Silence, on tourne ! : Nadia OMRANE

Silence, on tourne !

Par Nadia OMRANE

Le Maghreb du 14/1/1984

…D’où sortent-ils tous ces mioches qui, partisans de l’ordre ou du désordre ne connaissent plus de discours que celui de la violence ? Ils sont du même bord sans doute, issus de même misère, enfants abandonnées et dressés au «riot contrôl » ou orphelins symboliques prêts à tout flamber. Longtemps on a dû les croire dociles sur les bancs de l’école, à regarder la vie par le carré de fenêtre qui donne sur la cour et par l’institution scolaire, lassés, brimés, éliminés.

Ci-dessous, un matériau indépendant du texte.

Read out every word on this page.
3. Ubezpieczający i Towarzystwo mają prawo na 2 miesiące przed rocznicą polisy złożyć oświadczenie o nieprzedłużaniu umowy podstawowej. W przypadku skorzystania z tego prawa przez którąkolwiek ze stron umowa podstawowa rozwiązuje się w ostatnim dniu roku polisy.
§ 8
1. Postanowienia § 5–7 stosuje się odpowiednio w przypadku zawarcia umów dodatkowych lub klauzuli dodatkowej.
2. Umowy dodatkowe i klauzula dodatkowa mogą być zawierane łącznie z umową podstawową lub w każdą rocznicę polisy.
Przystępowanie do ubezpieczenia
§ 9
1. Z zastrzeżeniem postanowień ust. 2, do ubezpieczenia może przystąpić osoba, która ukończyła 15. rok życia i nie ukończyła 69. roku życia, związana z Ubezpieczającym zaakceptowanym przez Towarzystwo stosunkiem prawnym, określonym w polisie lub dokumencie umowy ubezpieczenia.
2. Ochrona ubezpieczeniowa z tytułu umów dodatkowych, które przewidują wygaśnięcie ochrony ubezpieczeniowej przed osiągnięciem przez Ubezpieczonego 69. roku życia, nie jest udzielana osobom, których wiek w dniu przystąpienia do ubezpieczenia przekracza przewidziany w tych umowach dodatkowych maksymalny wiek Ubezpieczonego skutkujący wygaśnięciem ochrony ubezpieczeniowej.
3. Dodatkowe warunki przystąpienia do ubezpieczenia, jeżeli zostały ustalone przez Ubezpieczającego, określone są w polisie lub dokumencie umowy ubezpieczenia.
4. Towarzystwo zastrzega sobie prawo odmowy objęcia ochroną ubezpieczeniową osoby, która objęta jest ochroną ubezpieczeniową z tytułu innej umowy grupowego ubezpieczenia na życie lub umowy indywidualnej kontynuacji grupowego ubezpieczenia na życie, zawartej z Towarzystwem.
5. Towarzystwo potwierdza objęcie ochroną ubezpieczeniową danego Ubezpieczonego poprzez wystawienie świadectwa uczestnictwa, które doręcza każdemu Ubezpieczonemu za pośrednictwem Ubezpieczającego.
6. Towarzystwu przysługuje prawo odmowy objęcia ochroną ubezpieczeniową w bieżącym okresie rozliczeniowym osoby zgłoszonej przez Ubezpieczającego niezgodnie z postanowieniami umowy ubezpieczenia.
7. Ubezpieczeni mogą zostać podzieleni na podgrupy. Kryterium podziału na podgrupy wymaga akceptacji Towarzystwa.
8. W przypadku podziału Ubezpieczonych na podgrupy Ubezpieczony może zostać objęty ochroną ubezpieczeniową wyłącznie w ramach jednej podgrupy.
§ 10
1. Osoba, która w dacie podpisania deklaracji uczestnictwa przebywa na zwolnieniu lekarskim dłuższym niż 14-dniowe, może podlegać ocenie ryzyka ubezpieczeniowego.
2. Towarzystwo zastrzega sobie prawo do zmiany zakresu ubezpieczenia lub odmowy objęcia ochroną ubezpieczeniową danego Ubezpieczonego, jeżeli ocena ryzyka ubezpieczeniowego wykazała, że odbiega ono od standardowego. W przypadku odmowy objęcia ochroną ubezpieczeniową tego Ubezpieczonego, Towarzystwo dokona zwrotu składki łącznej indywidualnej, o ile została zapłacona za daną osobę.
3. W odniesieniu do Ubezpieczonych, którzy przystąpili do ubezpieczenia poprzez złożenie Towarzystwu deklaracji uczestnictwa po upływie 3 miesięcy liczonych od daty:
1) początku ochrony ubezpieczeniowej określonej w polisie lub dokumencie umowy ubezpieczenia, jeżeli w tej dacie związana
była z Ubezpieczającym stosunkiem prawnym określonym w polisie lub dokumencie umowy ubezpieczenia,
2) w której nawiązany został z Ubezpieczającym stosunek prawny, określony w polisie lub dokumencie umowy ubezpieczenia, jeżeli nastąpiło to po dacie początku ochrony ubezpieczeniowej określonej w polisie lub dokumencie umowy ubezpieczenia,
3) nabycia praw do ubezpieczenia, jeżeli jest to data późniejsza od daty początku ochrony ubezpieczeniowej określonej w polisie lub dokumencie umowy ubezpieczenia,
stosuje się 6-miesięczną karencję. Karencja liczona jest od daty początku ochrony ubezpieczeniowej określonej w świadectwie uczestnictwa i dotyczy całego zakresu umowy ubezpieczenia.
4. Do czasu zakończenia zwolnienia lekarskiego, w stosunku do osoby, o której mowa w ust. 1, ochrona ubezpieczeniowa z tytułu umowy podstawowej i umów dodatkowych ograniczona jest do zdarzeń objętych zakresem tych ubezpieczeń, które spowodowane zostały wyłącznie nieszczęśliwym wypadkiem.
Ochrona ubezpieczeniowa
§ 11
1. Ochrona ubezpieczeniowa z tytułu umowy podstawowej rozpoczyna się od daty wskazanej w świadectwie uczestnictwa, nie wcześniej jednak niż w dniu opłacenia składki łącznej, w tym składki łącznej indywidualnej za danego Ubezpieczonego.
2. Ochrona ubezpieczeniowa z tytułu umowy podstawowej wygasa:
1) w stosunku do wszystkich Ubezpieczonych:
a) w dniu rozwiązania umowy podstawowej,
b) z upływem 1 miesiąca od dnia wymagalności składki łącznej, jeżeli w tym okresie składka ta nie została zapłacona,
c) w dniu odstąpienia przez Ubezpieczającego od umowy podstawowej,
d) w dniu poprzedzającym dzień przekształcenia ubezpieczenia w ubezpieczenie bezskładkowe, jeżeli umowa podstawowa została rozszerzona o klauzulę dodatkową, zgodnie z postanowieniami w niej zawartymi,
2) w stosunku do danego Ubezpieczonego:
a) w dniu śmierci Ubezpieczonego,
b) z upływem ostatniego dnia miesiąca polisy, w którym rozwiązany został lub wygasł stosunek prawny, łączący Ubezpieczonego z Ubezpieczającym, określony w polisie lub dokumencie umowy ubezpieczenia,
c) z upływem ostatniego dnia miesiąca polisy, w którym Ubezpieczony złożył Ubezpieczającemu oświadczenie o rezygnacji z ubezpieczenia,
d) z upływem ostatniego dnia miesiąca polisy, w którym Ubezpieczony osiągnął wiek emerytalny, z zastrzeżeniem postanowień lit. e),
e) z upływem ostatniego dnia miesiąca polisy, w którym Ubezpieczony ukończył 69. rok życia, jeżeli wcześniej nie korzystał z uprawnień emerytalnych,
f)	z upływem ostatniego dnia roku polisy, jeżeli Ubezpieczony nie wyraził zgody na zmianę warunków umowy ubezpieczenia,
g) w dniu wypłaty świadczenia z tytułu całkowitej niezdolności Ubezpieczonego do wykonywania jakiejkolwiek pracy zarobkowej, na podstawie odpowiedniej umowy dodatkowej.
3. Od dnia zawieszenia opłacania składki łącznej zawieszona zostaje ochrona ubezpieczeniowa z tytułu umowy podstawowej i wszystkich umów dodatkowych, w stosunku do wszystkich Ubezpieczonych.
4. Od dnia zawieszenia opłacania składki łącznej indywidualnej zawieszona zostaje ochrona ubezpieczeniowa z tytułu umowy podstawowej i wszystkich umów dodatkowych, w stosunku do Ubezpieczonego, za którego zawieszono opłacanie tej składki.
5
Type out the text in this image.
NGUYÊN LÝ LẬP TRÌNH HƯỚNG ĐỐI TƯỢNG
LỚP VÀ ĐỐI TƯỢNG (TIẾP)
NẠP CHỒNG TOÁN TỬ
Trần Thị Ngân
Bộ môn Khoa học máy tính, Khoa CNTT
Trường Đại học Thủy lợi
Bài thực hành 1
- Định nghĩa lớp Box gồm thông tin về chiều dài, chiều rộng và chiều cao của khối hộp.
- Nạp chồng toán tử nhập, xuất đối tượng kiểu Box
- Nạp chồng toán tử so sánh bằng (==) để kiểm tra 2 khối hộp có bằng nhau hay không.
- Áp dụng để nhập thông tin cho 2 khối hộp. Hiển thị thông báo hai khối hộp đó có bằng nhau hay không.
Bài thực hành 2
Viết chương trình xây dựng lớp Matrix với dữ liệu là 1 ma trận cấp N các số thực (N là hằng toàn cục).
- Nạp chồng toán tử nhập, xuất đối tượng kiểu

…De quoi rêvent-ils donc tous ces jeunes hors des rangs ? D’autre parole libérée, d’une société plus juste, d’une autre idée du bonheur ? Non pas, mais d’une tenue de rocker, d’une vidéo-cassette, de la kawassaki ou de la BMW, de tous les gadgets d’une société de consommation.

…Du reste on a pu voir des meneurs à pied ou à moto, qui, d’un bataillon à l’autre, donnaient des ordres et désignaient les cibles. Lais si ces jeunes ont pu être – dans un deuxième temps – manipulés, c’est qu’ils étaient déjà bien manipulables.

…Mais quand l’immense majorité descendue dans la rue sont des moins de 20 ans, quand ils se livrent aux pires excès, pillent et détroussent, emportent les caisses et s’attaquent à tous les symboles de réussite, quand ils dévalisent les boutiques et enlevant leurs guenilles endossent dans la vue les habits des dimanches qu’ils n’ont jamais eux, alors on est fondé à parler d’une émeute de l’échec, de la frustration et de la haine.

Quant à l’ensemble des forces démocratiques qui s’entêtaient à vouloir faire avancer le processus de libéralisation, les voilà violement rejetés à leurs privilèges et leurs dignités d’intellectuels par les masses populaires dont ils n’ont jamais pris la pleine mesure des frustrations et des rancœurs.